I Can Just See It Part B

Expanding on Sandra’s plight, there are others driven by vision rather than goals. I know people who “want to be a writer someday.” I had a friend once who said, “When I retire I want to be a painter.” Many others want to be golfers, dancers, socialites, woodworkers, potters, rich, and wise. But they are so busy dreaming about being something that there’s no time left over to do anything—and all of those goals can only be achieved by competent and intrepid doing. Without doing, there is no being.

In particular, I am reminded of a young composer wannabe named Dale, who had a vision similar to Sandra’s. He could “just hear the music,” clearly, as though it were being played in his head. But when I asked him to sing it, or play it on his guitar, or write it down—he was stumped. He preferred to fantasize about the image in his mind rather than to realize anything that might establish it unambiguously as music and allow him to share it with others.

Like Sandra, I believe that Dale constructed a spatial, visual image of the result or product of music, rather than imagining music itself. To test this hypothesis, I asked him to describe what he heard. What he described were not sounds, but feelings.

“I hear distant echoes—almost like the faint ripples of my own birth—that come closer and more demanding. I feel swept up by currents that sometimes push me down, washing over me like waves of sadness, and sometimes lift me up, propelling me toward a glorious sense of wholeness that surrounds me with light and makes me feel close to God.” And so on.
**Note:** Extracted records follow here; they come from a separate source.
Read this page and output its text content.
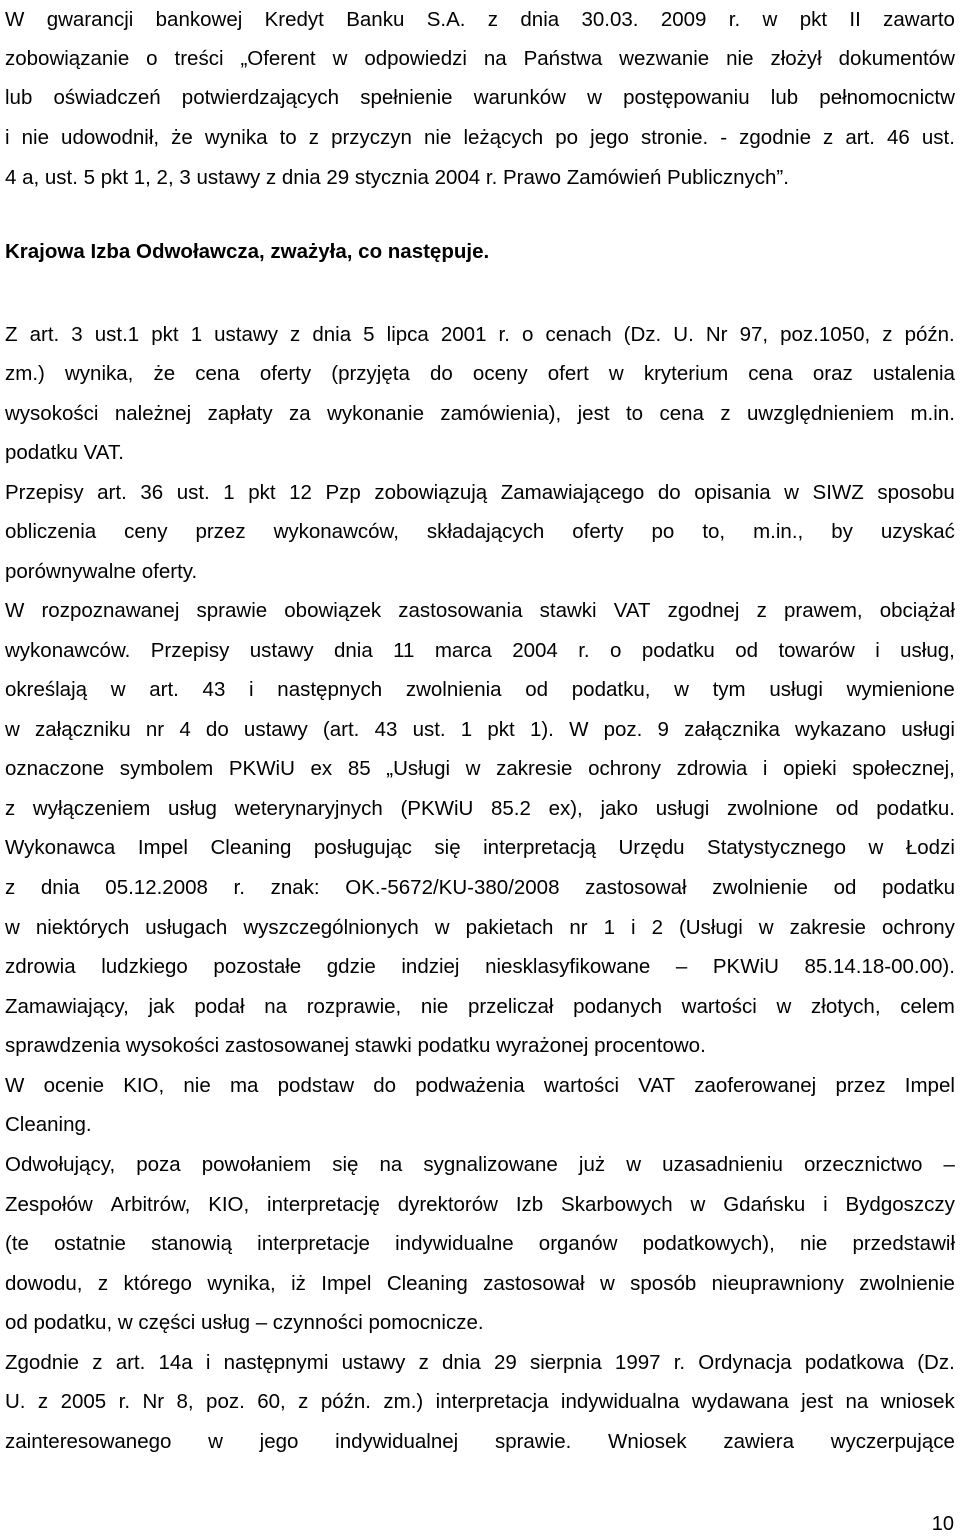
W gwarancji bankowej Kredyt Banku S.A. z dnia 30.03. 2009 r. w pkt II zawarto
zobowiązanie o treści „Oferent w odpowiedzi na Państwa wezwanie nie złożył dokumentów
lub oświadczeń potwierdzających spełnienie warunków w postępowaniu lub pełnomocnictw
i nie udowodnił, że wynika to z przyczyn nie leżących po jego stronie. - zgodnie z art. 46 ust.
4 a, ust. 5 pkt 1, 2, 3 ustawy z dnia 29 stycznia 2004 r. Prawo Zamówień Publicznych”.
Krajowa Izba Odwoławcza, zważyła, co następuje.
Z art. 3 ust.1 pkt 1 ustawy z dnia 5 lipca 2001 r. o cenach (Dz. U. Nr 97, poz.1050, z późn.
zm.) wynika, że cena oferty (przyjęta do oceny ofert w kryterium cena oraz ustalenia
wysokości należnej zapłaty za wykonanie zamówienia), jest to cena z uwzględnieniem m.in.
podatku VAT.
Przepisy art. 36 ust. 1 pkt 12 Pzp zobowiązują Zamawiającego do opisania w SIWZ sposobu
obliczenia ceny przez wykonawców, składających oferty po to, m.in., by uzyskać
porównywalne oferty.
W rozpoznawanej sprawie obowiązek zastosowania stawki VAT zgodnej z prawem, obciążał
wykonawców. Przepisy ustawy dnia 11 marca 2004 r. o podatku od towarów i usług,
określają w art. 43 i następnych zwolnienia od podatku, w tym usługi wymienione
w załączniku nr 4 do ustawy (art. 43 ust. 1 pkt 1). W poz. 9 załącznika wykazano usługi
oznaczone symbolem PKWiU ex 85 „Usługi w zakresie ochrony zdrowia i opieki społecznej,
z wyłączeniem usług weterynaryjnych (PKWiU 85.2 ex), jako usługi zwolnione od podatku.
Wykonawca Impel Cleaning posługując się interpretacją Urzędu Statystycznego w Łodzi
z dnia 05.12.2008 r. znak: OK.-5672/KU-380/2008 zastosował zwolnienie od podatku
w niektórych usługach wyszczególnionych w pakietach nr 1 i 2 (Usługi w zakresie ochrony
zdrowia ludzkiego pozostałe gdzie indziej niesklasyfikowane – PKWiU 85.14.18-00.00).
Zamawiający, jak podał na rozprawie, nie przeliczał podanych wartości w złotych, celem
sprawdzenia wysokości zastosowanej stawki podatku wyrażonej procentowo.
W ocenie KIO, nie ma podstaw do podważenia wartości VAT zaoferowanej przez Impel
Cleaning.
Odwołujący, poza powołaniem się na sygnalizowane już w uzasadnieniu orzecznictwo –
Zespołów Arbitrów, KIO, interpretację dyrektorów Izb Skarbowych w Gdańsku i Bydgoszczy
(te ostatnie stanowią interpretacje indywidualne organów podatkowych), nie przedstawił
dowodu, z którego wynika, iż Impel Cleaning zastosował w sposób nieuprawniony zwolnienie
od podatku, w części usług – czynności pomocnicze.
Zgodnie z art. 14a i następnymi ustawy z dnia 29 sierpnia 1997 r. Ordynacja podatkowa (Dz.
U. z 2005 r. Nr 8, poz. 60, z późn. zm.) interpretacja indywidualna wydawana jest na wniosek
zainteresowanego w jego indywidualnej sprawie. Wniosek zawiera wyczerpujące
10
Sounds like a great piece of music, doesn’t it? I know I’d sure like to hear it.

But what Dale is describing is an internal mental and physical state—much like the states that any of us can construct when listening to music (or enjoying similar physical and mental pleasures). When he listens to music, he experiences visual reveries, and he associates them with the music itself. So when Dale mentally reconstructs the reveries, he thinks that he is hearing—indeed composing—music.

Dale basically cuts to the chase. That is, rather than wading through a time-consuming sequence of individual auditory gestures, Dale collapses time into a spatial image that is rife with feeling, and then indulges himself in the reveries associated with that affective state. In other words, it all appears at once as a feeling.